Rick Stein on From Venice to Istanbul

07.08.2015

Rick Stein squid ink risotto

The aftermath of cuttlefish ink risotto – my favourite dish of the journey, in Croatia

“I wanted to do a book and TV series about Eastern Mediterranean cooking; olive oil, lemons, tomatoes, garlic, sweet fish and tangy sheep and goats cheeses. I also wanted the spicy flavours of Syria, Lebanon, Israel and Egypt; chilli, sumac, peppers, cumin and cinnamon.

It soon became apparent, however, that much of this part of the world was simply too dangerous to travel through. Then a very good friend of mine said, ‘Why don’t you do a whole series about Greece?’.
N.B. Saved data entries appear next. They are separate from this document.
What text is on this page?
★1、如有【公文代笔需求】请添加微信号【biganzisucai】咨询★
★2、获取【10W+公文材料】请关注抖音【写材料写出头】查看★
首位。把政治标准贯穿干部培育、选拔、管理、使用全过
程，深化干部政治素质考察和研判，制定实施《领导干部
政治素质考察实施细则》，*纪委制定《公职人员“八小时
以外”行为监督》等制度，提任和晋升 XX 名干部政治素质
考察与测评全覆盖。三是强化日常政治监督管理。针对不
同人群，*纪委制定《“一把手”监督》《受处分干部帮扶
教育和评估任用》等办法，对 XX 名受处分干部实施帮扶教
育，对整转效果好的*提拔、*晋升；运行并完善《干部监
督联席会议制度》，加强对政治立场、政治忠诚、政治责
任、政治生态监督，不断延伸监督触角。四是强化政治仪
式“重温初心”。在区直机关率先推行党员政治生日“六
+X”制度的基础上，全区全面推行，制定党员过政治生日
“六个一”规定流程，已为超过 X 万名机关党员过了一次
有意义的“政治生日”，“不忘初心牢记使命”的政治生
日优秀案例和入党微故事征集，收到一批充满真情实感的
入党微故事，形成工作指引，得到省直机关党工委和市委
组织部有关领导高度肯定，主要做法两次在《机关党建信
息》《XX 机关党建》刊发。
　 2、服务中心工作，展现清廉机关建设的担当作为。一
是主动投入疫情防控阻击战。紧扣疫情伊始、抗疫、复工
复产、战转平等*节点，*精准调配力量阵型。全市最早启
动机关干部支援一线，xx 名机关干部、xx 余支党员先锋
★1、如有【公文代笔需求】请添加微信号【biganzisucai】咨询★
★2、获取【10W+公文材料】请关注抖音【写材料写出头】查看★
I’ve long loved the underrated cooking of Greece and I thought why not Turkey as well, the latter having some famously spicy food.

I decided I’d start my journey in Venice and pick up some great Italian food then travel the long way round to Istanbul via Croatia, Albania and Greece and throw in some nostalgia for the flavours of Byzantium while I was about it.

It was, needless to say, a memorable journey tasting some of the best Mediterranean food.”
Rick Stein: Padstow in the summer

Rick Stein: From Venice to Istanbul is aired on BBC2 every Friday at 9:30pm from 7th August 2015.